Пустынные пляжи, ветер с моря, сложенные зонтики… Курортники в октябре не приезжали, и русского профессора, отдыхавшего третью осень подряд, стали узнавать местные. При встрече раскланивались, обменивались несколькими словами. Русский язык с болгарским похожи, это он понял еще во времена Марии. К тому же его ровесники, да и все, кому за сорок, когда-то язык старших братьев учили в школе. С тех пор, конечно, изрядно позабыли – но на разговор о погоде лексикона хватало.
Гулял Иноземцев каждый день, да по нескольку часов, с наслаждением. Что еще оставалось делать – пока ноги носят. Брал свою любимую трость с посеребренным набалдашником, купленную пятнадцать лет назад в Гамбурге, и бродил вдоль моря. Надышивался впрок чистым воздухом, принесенным ветром с центра Понта Эвксинского, – перед зябкой, муторной, одышливой московской зимой.

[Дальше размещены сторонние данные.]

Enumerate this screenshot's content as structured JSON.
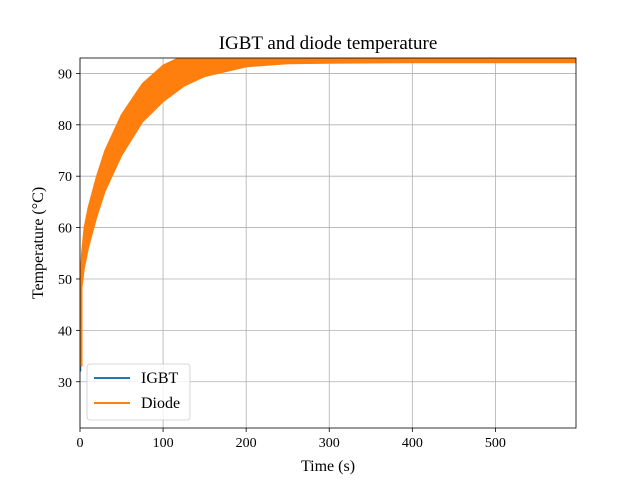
{
  "chart_data": {
    "type": "line",
    "title": "IGBT and diode temperature",
    "xlabel": "Time (s)",
    "ylabel": "Temperature (°C)",
    "xlim": [
      0,
      597
    ],
    "ylim": [
      21,
      93
    ],
    "xticks": [
      0,
      100,
      200,
      300,
      400,
      500
    ],
    "yticks": [
      30,
      40,
      50,
      60,
      70,
      80,
      90
    ],
    "grid": true,
    "legend_position": "lower-left",
    "series": [
      {
        "name": "IGBT",
        "color": "#1f77b4",
        "description_band": false,
        "x": [
          0,
          1,
          2,
          5,
          10,
          20,
          30,
          50,
          75,
          100,
          125,
          150,
          200,
          250,
          300,
          400,
          500,
          597
        ],
        "y": [
          32,
          48,
          51,
          55,
          59,
          66,
          71,
          78,
          84,
          87.7,
          89.8,
          91.2,
          92.4,
          92.9,
          93.0,
          93.1,
          93.1,
          93.1
        ]
      },
      {
        "name": "Diode",
        "color": "#ff7f0e",
        "x": [
          0,
          1,
          2,
          5,
          10,
          20,
          30,
          50,
          75,
          100,
          125,
          150,
          200,
          250,
          300,
          400,
          500,
          597
        ],
        "y_upper": [
          49,
          52,
          55,
          60,
          64,
          70,
          75,
          82,
          88,
          91.6,
          93.5,
          94.6,
          95.4,
          95.7,
          95.8,
          95.8,
          95.8,
          95.8
        ],
        "y_lower": [
          33,
          44,
          48,
          52,
          56,
          62,
          67,
          74,
          80.5,
          84.5,
          87.5,
          89.4,
          91.3,
          91.9,
          92.0,
          92.1,
          92.1,
          92.1
        ]
      }
    ]
  }
}
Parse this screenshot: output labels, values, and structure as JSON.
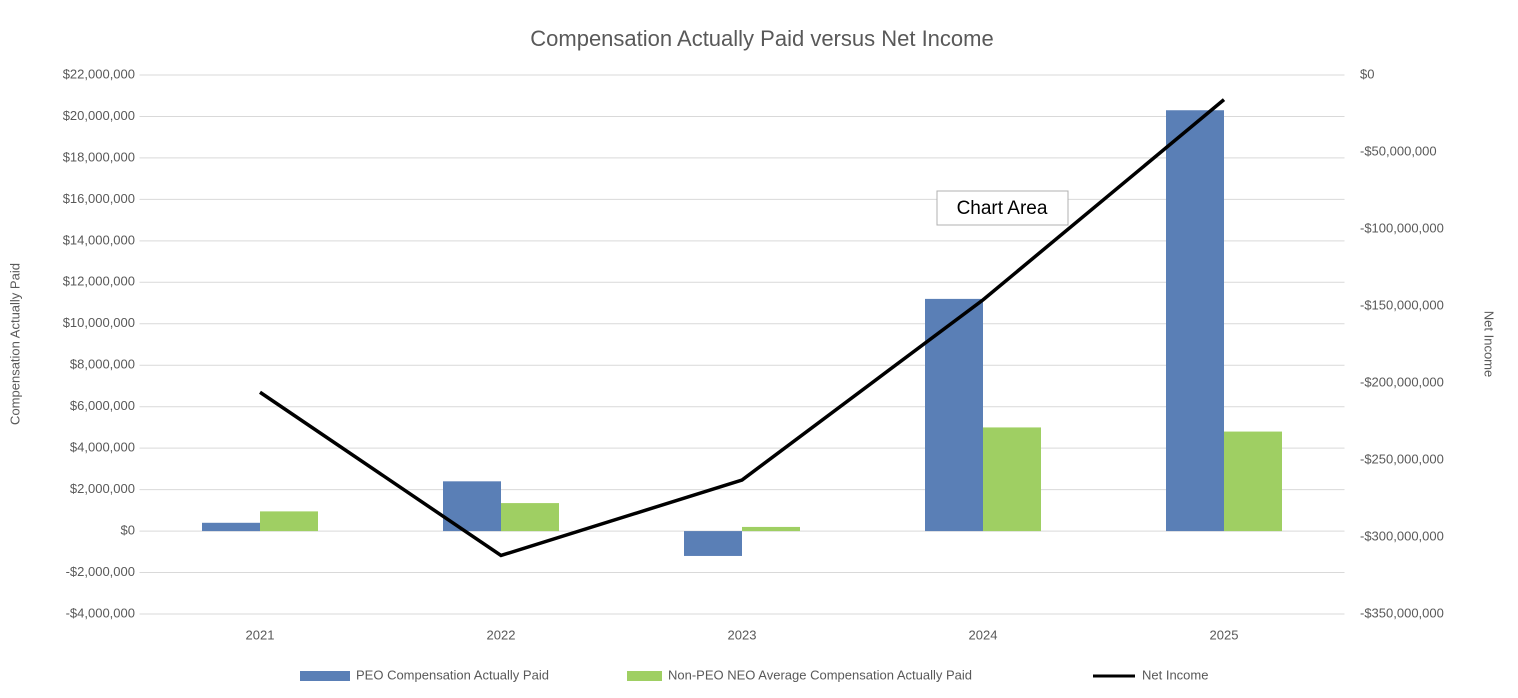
{
  "chart_data": {
    "type": "bar",
    "title": "Compensation Actually Paid versus Net Income",
    "y_label": "Compensation Actually Paid",
    "y2_label": "Net Income",
    "tooltip": "Chart Area",
    "categories": [
      "2021",
      "2022",
      "2023",
      "2024",
      "2025"
    ],
    "series": [
      {
        "name": "PEO Compensation Actually Paid",
        "color": "#5a7fb6",
        "type": "bar",
        "values": [
          400000,
          2400000,
          -1200000,
          11200000,
          20300000
        ]
      },
      {
        "name": "Non-PEO NEO Average Compensation Actually Paid",
        "color": "#9fcf63",
        "type": "bar",
        "values": [
          950000,
          1350000,
          200000,
          5000000,
          4800000
        ]
      },
      {
        "name": "Net Income",
        "color": "#000000",
        "type": "line",
        "axis": "y2",
        "values": [
          -206000000,
          -312000000,
          -263000000,
          -146000000,
          -16000000
        ]
      }
    ],
    "ylim": [
      -4000000,
      22000000
    ],
    "yticks": [
      {
        "value": -4000000,
        "label": "-$4,000,000"
      },
      {
        "value": -2000000,
        "label": "-$2,000,000"
      },
      {
        "value": 0,
        "label": "$0"
      },
      {
        "value": 2000000,
        "label": "$2,000,000"
      },
      {
        "value": 4000000,
        "label": "$4,000,000"
      },
      {
        "value": 6000000,
        "label": "$6,000,000"
      },
      {
        "value": 8000000,
        "label": "$8,000,000"
      },
      {
        "value": 10000000,
        "label": "$10,000,000"
      },
      {
        "value": 12000000,
        "label": "$12,000,000"
      },
      {
        "value": 14000000,
        "label": "$14,000,000"
      },
      {
        "value": 16000000,
        "label": "$16,000,000"
      },
      {
        "value": 18000000,
        "label": "$18,000,000"
      },
      {
        "value": 20000000,
        "label": "$20,000,000"
      },
      {
        "value": 22000000,
        "label": "$22,000,000"
      }
    ],
    "y2lim": [
      -350000000,
      0
    ],
    "y2ticks": [
      {
        "value": -350000000,
        "label": "-$350,000,000"
      },
      {
        "value": -300000000,
        "label": "-$300,000,000"
      },
      {
        "value": -250000000,
        "label": "-$250,000,000"
      },
      {
        "value": -200000000,
        "label": "-$200,000,000"
      },
      {
        "value": -150000000,
        "label": "-$150,000,000"
      },
      {
        "value": -100000000,
        "label": "-$100,000,000"
      },
      {
        "value": -50000000,
        "label": "-$50,000,000"
      },
      {
        "value": 0,
        "label": "$0"
      }
    ],
    "grid": true,
    "legend": "bottom"
  }
}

Столицу Владислав Дмитриевич в последнее время не любил. Слишком много машин, людей, домов, блеска. Первопрестольная теперь была совсем не похожа на тот просторный, зеленый, милый город, в который он приехал в пятьдесят третьем. Ему часто казалось, что на старом месте отстроили совсем новый мегаполис, странным образом сохранив (но изрядно потеснив) былые здания: университет и семь высоток, державные домищи вдоль уходящих в пригороды проспектов – Ленинского, Ленинградского, Кутузовского, Мира… Потому зимой он в Москве даже из дому выходить не любил. Порой продукты – и те заказывал из магазина по Интернету. А те, кто нуждался в его консультациях – а нуждались многие: дипломники, диссертанты, сотрудники ракетных корпораций, – сами приезжали к нему на квартиру. А что, он старый ученый, такому положено быть с чудачествами.
Лекций он уже лет пять как не читал, семинаров не вел. С тех пор как в девяносто пятом скончалась вторая жена, слабый пол к себе не подпускал, невзирая на все посягательства друзей устроить ему спокойную старость. Квартиру на Ленинском проспекте, в конце восьмидесятых полученную в результате головоломного обмена из двух – своей в подмосковном Калининграде и жениной, – содержал в порядке самостоятельно, по своей системе. Каждый день прибирался и вытирал пыль в одном помещении: понедельник – кабинет, вторник – коридор, среда – ванная и так далее. По воскресеньям, как в далекой юности, когда жил в одиночестве в съемном домике в Болшеве, готовил сам себе на неделю обед. Вкусы его остались простецкими, как в начале шестидесятых: щи, жареная картошка, сосиски.
Он полюбил Интернет. Путешествовал в нем по странам и картинным галереям, где побывать не довелось и, верно, теперь уж не доведется. Пристрастился к мемуарам. Прочитывал все, что появлялось по истории космонавтики, даже расплодившиеся в последнее время во множестве компилятивные и явно некомпетентные сочинения. Ругался на них, швырял книги в стену. Если доводилось читать брехню в Сети, колотил кулаком по столу. Несколько раз брался за собственные мемуары – да слова не слушались, на бумаге выходило бледно, скучно, вяло, совсем не так ярко и живо, как виделось ему в памяти. Приходилось с досадою бросать.